I think I have some problems with the definition of 'primary' alignments versus secondary alignments..
I'm writing a little script that loops trough the records in a .sam file to returns a dataframe with the read name as index and some informations on the read in the other columns (chr, start position, end position, etc). And then it's used for some downstream analysis.
However, I quickly noticed some strange behavior in my results and then realized I often had duplicated index: same read name but different informations in the other columns. I thought it was because I was parsing both primary and secondary alignments but filtering out secondary alignments (using samtools/pysam) didn't fix the problem.
Here's a little snippet I wrote to see what was going on.. and the reads are all primary.
file = pysam.AlignmentFile('chr1_run1.sam', "r")
primary=0
secondary =0
for i in file:
if i.is_secondary == True:
secondary += 1
if i.is_secondary == False:
primary += 1
print("primary={} and secondary={}".format(primary,secondary))
>>> primary=375139 and secondary=0
But as you can see below, I actually have 5K reads who have at least one duplicate :
file = pysam.AlignmentFile('chr1_run1.sam', "r")
names = set()
count = 0
for i in file:
count += 1
names.add(i.query_name)
print(count-len(names))
>>>> 5113
So, back to the initial question: how come a primary aligned read can produce two records when I loop trough the .sam file and how could I get rid of those duplicates ? Working with pandas, I know I can easily get rid of duplicated index but then I'm afraid to get rid of valuable information... I'd like to keep the 'best one' but I'm not even sure there is a way to tell (if it even makes sense at all to consider that one might be better than the other).

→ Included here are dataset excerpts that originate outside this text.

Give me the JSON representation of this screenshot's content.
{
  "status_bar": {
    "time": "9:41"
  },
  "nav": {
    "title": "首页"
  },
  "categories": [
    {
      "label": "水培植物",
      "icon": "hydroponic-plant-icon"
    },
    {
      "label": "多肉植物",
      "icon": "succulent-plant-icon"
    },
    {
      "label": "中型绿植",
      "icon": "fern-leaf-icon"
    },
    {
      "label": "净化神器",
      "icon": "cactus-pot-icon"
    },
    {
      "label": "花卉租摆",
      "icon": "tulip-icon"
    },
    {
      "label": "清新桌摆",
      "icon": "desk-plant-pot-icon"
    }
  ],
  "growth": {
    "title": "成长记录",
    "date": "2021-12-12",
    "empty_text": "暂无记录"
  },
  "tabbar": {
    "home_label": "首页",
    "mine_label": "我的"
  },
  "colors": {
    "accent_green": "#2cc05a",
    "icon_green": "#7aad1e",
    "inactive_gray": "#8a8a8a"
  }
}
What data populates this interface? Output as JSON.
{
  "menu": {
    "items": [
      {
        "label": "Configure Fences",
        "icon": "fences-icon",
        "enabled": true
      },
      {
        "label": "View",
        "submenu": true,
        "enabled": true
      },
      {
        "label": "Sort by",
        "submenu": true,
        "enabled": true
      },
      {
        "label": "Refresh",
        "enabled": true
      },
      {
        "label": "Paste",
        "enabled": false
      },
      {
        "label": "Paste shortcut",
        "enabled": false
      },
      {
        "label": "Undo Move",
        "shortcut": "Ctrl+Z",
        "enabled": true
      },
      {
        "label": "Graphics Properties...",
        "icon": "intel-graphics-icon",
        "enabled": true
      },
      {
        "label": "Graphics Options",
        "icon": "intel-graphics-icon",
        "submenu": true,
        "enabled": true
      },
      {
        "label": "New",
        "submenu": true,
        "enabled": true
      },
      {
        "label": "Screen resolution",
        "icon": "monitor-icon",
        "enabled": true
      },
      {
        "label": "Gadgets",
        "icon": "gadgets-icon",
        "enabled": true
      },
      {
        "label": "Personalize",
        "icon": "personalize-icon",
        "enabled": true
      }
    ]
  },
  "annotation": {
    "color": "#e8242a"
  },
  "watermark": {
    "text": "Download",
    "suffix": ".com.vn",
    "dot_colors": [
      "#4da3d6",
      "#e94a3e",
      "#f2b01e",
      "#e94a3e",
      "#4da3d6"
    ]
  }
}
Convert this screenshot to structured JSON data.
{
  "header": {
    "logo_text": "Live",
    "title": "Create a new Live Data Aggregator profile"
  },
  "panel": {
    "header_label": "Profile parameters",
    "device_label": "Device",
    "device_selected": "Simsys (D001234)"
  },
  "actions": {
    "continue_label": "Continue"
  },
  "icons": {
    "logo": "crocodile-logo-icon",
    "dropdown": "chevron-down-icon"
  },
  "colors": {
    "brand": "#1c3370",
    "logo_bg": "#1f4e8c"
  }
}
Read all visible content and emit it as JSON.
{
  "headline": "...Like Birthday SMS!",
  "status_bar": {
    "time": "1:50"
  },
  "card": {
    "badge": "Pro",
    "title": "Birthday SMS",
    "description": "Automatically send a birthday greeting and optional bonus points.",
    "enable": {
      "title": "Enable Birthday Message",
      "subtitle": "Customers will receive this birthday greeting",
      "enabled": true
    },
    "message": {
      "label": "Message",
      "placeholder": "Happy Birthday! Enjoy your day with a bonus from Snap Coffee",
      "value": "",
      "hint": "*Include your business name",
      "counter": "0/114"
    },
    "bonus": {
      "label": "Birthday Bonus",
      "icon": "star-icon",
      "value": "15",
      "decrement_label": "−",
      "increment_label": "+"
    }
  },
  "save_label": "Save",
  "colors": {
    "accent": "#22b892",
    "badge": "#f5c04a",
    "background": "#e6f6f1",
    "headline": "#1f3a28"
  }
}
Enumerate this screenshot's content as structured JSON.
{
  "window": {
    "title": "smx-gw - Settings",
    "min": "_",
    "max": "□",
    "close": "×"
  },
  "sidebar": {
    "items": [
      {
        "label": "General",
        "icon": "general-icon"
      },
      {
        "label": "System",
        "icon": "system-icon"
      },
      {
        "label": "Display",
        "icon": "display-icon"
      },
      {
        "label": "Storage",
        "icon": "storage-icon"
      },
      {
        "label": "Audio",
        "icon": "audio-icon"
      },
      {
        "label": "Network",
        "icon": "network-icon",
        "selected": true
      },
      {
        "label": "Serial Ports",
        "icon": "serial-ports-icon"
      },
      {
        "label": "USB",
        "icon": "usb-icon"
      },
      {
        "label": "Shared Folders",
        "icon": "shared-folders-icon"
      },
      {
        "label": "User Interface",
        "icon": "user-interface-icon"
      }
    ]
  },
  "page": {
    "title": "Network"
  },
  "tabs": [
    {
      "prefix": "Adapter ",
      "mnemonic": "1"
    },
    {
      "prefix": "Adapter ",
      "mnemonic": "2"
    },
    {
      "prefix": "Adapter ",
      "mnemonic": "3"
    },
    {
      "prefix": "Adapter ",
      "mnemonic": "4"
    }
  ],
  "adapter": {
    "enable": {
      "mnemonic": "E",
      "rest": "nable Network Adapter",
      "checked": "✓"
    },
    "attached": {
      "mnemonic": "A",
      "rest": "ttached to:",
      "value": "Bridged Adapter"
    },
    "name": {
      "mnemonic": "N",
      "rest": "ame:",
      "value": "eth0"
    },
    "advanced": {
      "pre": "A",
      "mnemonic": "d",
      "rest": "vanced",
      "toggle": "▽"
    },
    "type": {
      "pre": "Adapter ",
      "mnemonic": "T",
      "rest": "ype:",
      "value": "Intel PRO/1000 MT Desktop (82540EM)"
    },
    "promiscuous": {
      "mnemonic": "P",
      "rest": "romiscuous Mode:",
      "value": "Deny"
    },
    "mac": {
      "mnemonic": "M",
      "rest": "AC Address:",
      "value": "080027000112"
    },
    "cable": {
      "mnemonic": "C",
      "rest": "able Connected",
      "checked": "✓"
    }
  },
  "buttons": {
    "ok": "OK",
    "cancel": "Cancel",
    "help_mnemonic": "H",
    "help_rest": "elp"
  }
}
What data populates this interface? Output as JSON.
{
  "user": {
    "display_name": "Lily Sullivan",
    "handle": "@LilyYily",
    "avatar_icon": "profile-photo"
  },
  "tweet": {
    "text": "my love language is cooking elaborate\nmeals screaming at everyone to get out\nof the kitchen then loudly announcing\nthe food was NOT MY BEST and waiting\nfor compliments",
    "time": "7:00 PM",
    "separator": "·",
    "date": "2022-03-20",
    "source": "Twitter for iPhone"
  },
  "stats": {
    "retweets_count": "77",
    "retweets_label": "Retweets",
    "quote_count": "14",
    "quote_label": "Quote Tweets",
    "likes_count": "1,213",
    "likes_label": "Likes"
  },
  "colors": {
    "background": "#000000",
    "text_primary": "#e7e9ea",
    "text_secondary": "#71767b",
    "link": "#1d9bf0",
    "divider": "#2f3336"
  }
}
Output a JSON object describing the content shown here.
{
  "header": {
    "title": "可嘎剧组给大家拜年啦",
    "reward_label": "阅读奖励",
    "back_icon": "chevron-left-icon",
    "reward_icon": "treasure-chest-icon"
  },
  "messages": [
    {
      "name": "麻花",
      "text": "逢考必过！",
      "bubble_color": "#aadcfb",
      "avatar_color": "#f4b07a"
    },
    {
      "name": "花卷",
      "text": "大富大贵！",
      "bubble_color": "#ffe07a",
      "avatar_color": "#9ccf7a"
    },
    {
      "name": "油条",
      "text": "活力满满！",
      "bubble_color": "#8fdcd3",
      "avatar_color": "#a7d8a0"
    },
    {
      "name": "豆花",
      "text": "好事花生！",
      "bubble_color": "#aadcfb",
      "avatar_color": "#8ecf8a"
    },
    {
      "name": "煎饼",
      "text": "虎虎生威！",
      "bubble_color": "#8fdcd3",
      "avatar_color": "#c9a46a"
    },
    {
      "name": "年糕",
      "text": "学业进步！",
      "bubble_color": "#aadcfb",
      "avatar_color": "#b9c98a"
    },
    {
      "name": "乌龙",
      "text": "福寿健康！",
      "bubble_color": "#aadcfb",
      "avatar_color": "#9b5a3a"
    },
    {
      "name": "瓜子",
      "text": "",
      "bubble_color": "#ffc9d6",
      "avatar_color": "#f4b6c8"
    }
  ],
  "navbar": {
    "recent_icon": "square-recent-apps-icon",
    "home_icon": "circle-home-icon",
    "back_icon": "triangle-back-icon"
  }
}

So far, I'm not able to distinguish between these cases:
- 1 read is more representative than the other -> keep one, get rid of the other
- both reads are equally representative of a biological reality -> keep both, rename one
- both reads are not representative of a biological reality -> get rid of both
Does anyone have any advice on how I should process ?
Hello florian.bernard5,
checking if the flag for secondary alignments is set, doesn't mean that it is a primary alignment if the return value is False. It then can be a supplementary alignment which produces multiple entries for the same read or it could be unmapped.
fin swimmer
Ok, so I changed my code to check the status of my reads:
You were right, I do have supplementary reads.. Though, it's not 5k reads (as I was somehow expecting, based on the number of duplicates) but 7K reads. So that means a read can be flagged as supplementary but not have a primary alignment ? Is it wise to totally discard secondary, supplementary, unmapped, etc and just keep working with primary reads or is it really dependent on the alignment and the way it flags reads ? I mean, is there a general consensus/guideline on how to process those reads ?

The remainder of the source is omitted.